Why invest in Cupid?

  • Strong relationships with multi-national organizations and other governments – most of the business is based on tenders

  • Order book of ~ INR 180 cr as of April 1, 2023

  • Cash balance of INR 100 cr

  • High ROCE/ROE in a hyper-competitive business segment

2. Key Historical Financials

  • Company revenue and net profit have grown at a CAGR of 15% and 13% respectively in the last 5 years but have been flat over the last 3 years

  • Revenue growth was 23% in FY23 and 34% in Q4FY23 on a YoY basis after falling in FY21 and FY22

  • EBITDA margin contracted from 33% in FY20 to 17% in FY22 as the revenue fell (negative operating leverage) and higher raw material prices

  • Cash flow conversion (CFO/EBITDA) was 72% in FY23

  • ROCE and ROE recovered to healthy levels – 27% and 21% respectively

3. What is my view on company valuation?

Cupid’s share price has risen by 15% in the last year due to improved company performance. However, there may have been some factors as discussed earlier that caused a decrease in the P/E multiple. Currently, the Company's P/E (TTM) ratio is 10.6x, and the EV/EBITDA ratio is 6.8x, which is consistent with its 5-year median P/E ratio of 11.2x. With expected growth rates of 10-15% in the near future, the current valuation appears reasonable. Nonetheless, for investors looking to invest for the long term, it may be wise to hold off until the stake sale of the Promoter is completed, even if the price is higher than the current level.
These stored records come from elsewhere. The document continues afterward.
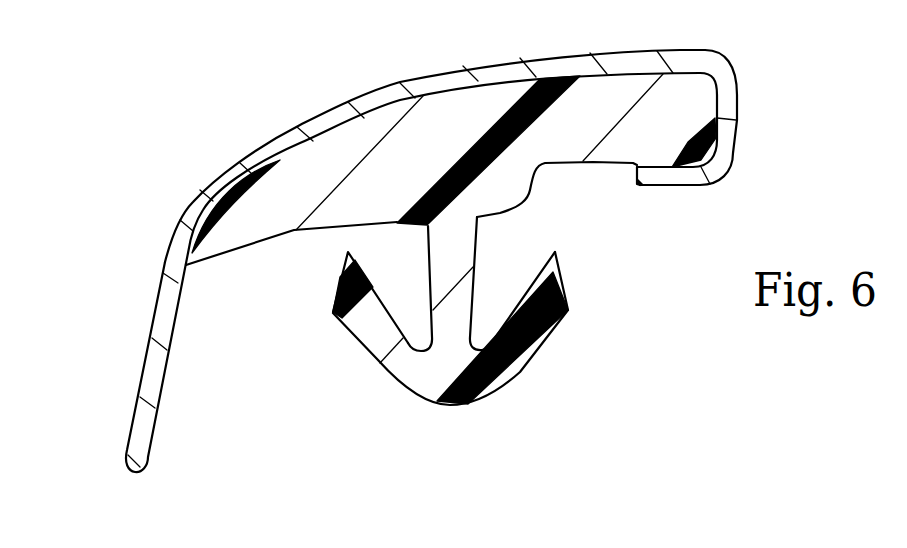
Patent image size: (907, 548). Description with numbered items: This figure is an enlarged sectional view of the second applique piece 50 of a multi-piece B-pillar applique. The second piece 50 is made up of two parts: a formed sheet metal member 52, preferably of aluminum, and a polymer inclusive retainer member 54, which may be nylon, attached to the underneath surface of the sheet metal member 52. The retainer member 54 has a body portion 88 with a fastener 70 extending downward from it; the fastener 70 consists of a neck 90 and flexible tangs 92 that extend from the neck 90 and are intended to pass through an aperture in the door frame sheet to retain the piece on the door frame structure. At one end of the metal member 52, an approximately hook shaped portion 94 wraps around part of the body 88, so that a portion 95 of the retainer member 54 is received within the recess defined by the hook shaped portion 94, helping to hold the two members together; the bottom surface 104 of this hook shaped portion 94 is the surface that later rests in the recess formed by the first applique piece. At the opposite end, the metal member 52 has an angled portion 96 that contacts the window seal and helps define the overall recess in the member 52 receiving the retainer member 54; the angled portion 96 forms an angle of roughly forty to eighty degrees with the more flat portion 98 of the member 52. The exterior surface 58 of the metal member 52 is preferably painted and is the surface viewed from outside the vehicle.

The second applique piece 50 is at (222, 126).
The formed sheet metal member 52 is at (483, 70).
The polymer inclusive retainer member 54 is at (510, 187).
The exterior surface 58 is at (358, 97).
The fastener 70 is at (413, 385).
The body portion 88 is at (243, 215).
The neck 90 is at (440, 250).
The flexible tangs 92 is at (362, 326).
The hook shaped portion 94 is at (720, 147).
The portion of retainer member 95 is at (685, 131).
The angled portion 96 is at (152, 373).
The flat portion 98 is at (292, 140).
The bottom surface 104 is at (673, 186).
4. What are the risks to the investment analysis?

Risks to the analysis are:

  • Company hasn’t invested much in building a D2C brand

  • Hyper competitive market – tender-driven business

  • Volatile raw material prices especially natural rubber latex


About the Author

I have over 17 years of experience in venture capital, private equity, and investment banking across various sectors in India and the Middle East. I was last working with Majid Al Futtaim Holding (MAF), a leading conglomerate in the Middle East, to look after investments, M&A, and venture capital. I have prior experience in India with Tata Capital (Private Equity), Merrill Lynch (Investment Banking or IB), and Ambit Corporate Finance (IB). I bring the long-term ownership mindset to the analysis.

I graduated from the MBA program of the Indian Institute of Management Lucknow (2005) after completing the Bachelor of Technology program at the Indian Institute of Technology, Kharagpur (2002).

I am an Insignificant Investor in the public market and co-founder of SocInvest.


I have no stock, option, or similar derivative position in any of the companies mentioned in the last 30 days, and shall not initiate any such positions within the next 5 days. I wrote this article myself, and it expresses my own opinions. I am not receiving compensation for it (other than from SocInvest). I have no business relationship with any company whose stock is mentioned in this article.

I am not a SEBI registered advisor. This article is purely for educational purposes and is not to be construed as investment advice. Please consult your financial advisor before acting on it.

I have used publicly available information while writing this article.